In fact, LayerZero requires both the Relayer and Oracle to not collude maliciously while also requiring users to trust developers building applications using LayerZero as trusted third parties, and the participants in the "multi-sign" are all pre-arranged privileged roles; meanwhile, throughout its entire cross-chain process, it has not produced any proof of fraud or validity, let alone put these proofs on-chain and perform on-chain verification. Therefore, LayerZero does not meet the "Satoshi Consensus" and is not Decentralized and Trustless at all.

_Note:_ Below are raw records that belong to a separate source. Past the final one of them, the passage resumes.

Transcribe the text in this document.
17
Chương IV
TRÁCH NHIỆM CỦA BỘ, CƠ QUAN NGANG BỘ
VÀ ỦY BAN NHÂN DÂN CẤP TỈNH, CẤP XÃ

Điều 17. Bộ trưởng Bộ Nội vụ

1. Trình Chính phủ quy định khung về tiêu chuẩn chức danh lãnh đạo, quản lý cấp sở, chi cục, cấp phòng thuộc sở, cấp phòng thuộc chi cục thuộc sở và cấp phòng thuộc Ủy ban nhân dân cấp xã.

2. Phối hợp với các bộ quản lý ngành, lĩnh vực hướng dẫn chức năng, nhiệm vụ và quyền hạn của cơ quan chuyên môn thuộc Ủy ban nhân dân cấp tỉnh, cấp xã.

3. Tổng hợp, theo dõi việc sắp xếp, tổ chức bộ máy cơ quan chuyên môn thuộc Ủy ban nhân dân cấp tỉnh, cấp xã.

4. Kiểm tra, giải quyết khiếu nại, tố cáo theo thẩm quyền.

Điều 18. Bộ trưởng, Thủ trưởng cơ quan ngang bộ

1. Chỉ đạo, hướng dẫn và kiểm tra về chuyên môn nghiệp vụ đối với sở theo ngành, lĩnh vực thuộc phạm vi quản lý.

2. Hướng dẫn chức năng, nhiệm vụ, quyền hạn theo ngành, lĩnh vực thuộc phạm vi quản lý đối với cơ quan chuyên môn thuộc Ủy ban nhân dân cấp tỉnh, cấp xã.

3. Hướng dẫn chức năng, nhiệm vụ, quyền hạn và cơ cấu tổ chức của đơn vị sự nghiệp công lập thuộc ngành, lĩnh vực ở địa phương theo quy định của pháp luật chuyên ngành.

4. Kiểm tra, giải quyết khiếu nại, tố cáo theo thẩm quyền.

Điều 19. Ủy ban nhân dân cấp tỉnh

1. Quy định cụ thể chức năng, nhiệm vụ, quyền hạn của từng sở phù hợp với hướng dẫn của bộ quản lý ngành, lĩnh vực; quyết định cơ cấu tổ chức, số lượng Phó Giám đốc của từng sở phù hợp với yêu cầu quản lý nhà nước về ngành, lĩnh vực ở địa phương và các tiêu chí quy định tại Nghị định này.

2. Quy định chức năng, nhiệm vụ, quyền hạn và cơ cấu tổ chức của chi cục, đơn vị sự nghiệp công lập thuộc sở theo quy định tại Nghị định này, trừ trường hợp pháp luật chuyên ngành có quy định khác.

After the L2BEAT team and Nomad team published goodwill articles from the perspective of problem discoverers, LayerZero's response was "deny" and "deny" again. There were many electronic currencies before Bitcoin, but they all failed. Because none of them achieved the goals of decentralization, attack resistance, and inherent value, the same goes for cross-chain protocols; no matter how much funding they raise, how much traffic they have, or how "pure" their lineage is, as long as the product cannot achieve Real Decentralized Security, it is highly likely to end due to insufficient attack resistance.
Once, a friend who should have maintained a high degree of consistency with LayerZero asked me a question: "If LayerZero wants to upgrade their cross-chain protocol using zero-knowledge proofs like Way Network, how difficult would it be, and what obstacles would there be?" This is an intriguing question, and the key to the question is that they do not believe they have a problem.